I have shot film. I learned photography using film. And I’ll say that for nearly every conceivable use case digital is objectively better.
Now, this doesn’t invalidate people who love film, who use it regularly, or who really enjoy the paraphernalia of shooting film. These are valid choices — if we remove the requirements of timely delivery of high-quality, high-resolution digital assets to clients, whether these clients are entities paying for the asset or more nebulous things like “social networks”.
Let’s tackle the talking points, shall we?
Now I can actually see the point of this. Instead of dealing with auto-ISO, exposure modes, and scene buttons, you’re faced with a shutter dial, an aperture dial and a match needle. Shoot enough and you’ll get an instinctive feel for how the two hang together.

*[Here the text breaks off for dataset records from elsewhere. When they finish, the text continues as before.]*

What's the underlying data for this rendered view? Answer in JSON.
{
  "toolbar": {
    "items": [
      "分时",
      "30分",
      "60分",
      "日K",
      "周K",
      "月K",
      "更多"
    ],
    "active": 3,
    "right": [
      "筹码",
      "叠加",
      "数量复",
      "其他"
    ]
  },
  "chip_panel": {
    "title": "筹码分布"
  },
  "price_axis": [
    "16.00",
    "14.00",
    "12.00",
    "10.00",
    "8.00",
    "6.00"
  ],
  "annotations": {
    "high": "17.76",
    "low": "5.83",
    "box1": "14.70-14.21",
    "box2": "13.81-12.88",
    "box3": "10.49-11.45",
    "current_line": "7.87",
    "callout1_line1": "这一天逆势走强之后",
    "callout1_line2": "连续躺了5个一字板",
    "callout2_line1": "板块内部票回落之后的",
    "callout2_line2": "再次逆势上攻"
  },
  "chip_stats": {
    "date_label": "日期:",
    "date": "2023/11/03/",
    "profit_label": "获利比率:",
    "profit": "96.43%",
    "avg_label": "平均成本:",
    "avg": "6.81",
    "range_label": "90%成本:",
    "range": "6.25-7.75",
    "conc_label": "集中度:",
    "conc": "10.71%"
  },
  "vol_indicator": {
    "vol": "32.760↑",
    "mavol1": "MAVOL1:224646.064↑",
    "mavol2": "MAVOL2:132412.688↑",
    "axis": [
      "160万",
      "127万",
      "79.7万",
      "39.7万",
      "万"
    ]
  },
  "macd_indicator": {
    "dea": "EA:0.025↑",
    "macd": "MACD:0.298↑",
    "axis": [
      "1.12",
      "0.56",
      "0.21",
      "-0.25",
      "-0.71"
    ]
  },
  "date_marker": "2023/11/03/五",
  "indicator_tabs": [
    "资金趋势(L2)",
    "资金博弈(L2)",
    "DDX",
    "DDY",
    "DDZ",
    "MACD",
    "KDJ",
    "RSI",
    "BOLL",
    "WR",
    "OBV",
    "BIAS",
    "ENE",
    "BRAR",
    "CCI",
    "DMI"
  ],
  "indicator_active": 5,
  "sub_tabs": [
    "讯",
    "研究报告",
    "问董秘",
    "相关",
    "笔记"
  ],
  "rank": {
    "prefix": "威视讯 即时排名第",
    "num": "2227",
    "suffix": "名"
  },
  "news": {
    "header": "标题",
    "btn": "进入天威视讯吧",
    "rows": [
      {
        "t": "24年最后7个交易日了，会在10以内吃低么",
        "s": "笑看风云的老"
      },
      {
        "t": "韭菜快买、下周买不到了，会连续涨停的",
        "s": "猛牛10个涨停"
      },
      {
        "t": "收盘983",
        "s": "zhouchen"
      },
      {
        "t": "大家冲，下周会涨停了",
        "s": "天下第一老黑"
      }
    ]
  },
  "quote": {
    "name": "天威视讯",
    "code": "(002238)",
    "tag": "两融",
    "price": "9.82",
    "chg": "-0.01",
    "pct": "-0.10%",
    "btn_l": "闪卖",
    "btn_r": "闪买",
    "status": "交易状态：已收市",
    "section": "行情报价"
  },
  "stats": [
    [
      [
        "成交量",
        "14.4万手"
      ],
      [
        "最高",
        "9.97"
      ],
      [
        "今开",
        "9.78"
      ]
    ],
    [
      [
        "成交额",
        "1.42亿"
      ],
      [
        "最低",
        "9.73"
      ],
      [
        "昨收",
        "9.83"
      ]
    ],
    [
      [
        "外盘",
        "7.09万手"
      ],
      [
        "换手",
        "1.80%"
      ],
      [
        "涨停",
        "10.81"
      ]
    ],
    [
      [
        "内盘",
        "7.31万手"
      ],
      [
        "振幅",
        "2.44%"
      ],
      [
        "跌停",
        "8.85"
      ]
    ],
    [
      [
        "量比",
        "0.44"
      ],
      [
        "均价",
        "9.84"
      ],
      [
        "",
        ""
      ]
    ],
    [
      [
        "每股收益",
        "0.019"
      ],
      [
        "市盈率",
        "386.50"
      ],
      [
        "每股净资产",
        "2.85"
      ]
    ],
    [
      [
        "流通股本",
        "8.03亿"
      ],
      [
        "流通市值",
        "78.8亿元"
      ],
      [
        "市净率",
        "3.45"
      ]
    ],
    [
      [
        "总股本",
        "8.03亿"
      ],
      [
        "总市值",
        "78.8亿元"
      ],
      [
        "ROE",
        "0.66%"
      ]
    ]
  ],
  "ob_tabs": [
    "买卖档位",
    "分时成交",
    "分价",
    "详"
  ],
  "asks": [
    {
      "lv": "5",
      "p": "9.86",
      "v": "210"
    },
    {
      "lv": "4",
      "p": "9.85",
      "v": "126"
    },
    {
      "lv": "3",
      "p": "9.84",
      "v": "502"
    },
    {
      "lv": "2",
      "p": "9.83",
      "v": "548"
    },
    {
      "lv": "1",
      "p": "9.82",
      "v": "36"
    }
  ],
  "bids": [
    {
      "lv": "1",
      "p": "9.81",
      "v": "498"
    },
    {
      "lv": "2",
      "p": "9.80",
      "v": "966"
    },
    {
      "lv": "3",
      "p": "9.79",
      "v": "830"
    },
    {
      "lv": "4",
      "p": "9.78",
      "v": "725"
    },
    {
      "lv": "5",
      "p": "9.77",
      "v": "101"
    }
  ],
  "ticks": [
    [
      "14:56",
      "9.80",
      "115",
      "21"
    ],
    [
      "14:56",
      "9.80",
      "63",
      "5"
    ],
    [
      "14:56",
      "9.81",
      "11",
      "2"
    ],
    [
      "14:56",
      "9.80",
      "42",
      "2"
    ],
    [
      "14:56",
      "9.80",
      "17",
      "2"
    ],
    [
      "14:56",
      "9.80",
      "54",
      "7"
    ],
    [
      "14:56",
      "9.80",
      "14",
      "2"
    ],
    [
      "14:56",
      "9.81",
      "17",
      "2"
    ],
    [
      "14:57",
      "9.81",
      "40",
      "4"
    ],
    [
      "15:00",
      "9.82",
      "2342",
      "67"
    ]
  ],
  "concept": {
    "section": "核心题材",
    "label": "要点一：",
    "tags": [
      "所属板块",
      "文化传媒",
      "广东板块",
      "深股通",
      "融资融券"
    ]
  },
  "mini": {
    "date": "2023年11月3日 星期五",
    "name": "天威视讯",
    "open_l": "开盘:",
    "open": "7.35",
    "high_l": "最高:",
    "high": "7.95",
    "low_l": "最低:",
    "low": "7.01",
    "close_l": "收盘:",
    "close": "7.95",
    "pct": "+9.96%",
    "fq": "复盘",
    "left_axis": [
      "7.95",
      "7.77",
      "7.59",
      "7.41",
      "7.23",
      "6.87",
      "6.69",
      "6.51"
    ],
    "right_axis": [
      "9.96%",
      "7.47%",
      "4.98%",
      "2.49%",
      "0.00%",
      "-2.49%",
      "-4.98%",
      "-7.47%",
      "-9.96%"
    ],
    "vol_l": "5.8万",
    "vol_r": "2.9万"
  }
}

That is, if you’re using a classic manual focus camera, like the Pentax K1000, the Nikon FM, or Olympus OM-1. If you’re using a newer film camera you’ll notice that they can be just as complicated as digital cameras, because it turned out all that automation actually helped people make pictures they wanted to keep.
Instead of getting a film camera, you can invest maybe 15 minutes watching a Youtube video and then half a day using your digital camera in manual mode, and learn the basics of exposure that way. It’s not that hard.
A bonus is you can directly check the effects on the back of the screen, instead of waiting for the film to be developed and correlating the shots with handheld notes about exposure.
Well obviously. But do you think the masters of photography scrimped and hoarded film? No they didn’t, they had the same hit rate the rest of us have but they had the dedication to keep shooting no matter what the cost. Independent wealth (Cartier-Bresson), grants (Frank) or plain scrimping and saving (Maier) enabled them to keep shooting and getting wheat from the chaff.
As a digital shooter, every shot is basically free at the margin. But instead of using this opportunity to shoot more and getting better, people are complaining about full hard drives and slow editing.
The answer is not to shoot less, it’s to shoot more but better. This is true with film or digital.
I can’t really argue with this — at least not with the classic manual cameras noted above! Try shooting a plastic wundermachine from the 90s and you’ll be disabused of the notion, unless the buzz of an autowinder and the whine of screw-driven autofocus is part of your preferred tactile experience.
I can also understand that if you’re in front of a computer all day you might want to relax with making images “the old fashioned way”. But at least then you’re aware of the tradeoffs.
I’ll grant this for images taken with medium format or large format. The interplay between field of view and focal length give these formats a unique look that’s hard to replicate in software.
For small-format images though? I bet there’s a filter or preset for every film worth shooting. Even if there isn’t, you carefully crafted, exquisitely presented “lo-fi” film images will be met with “Cool! what filter did you use?”. That is if you’re lucky.
Actually I don’t. It’s a free world (at least where I am, thanks for that) and you are welcome to shoot film and tell me it’s the best thing since sliced bread. But you’re not going to convince me, because I’ve heard it all before. And I’ll definitely not grade your work on a curve because you shoot film.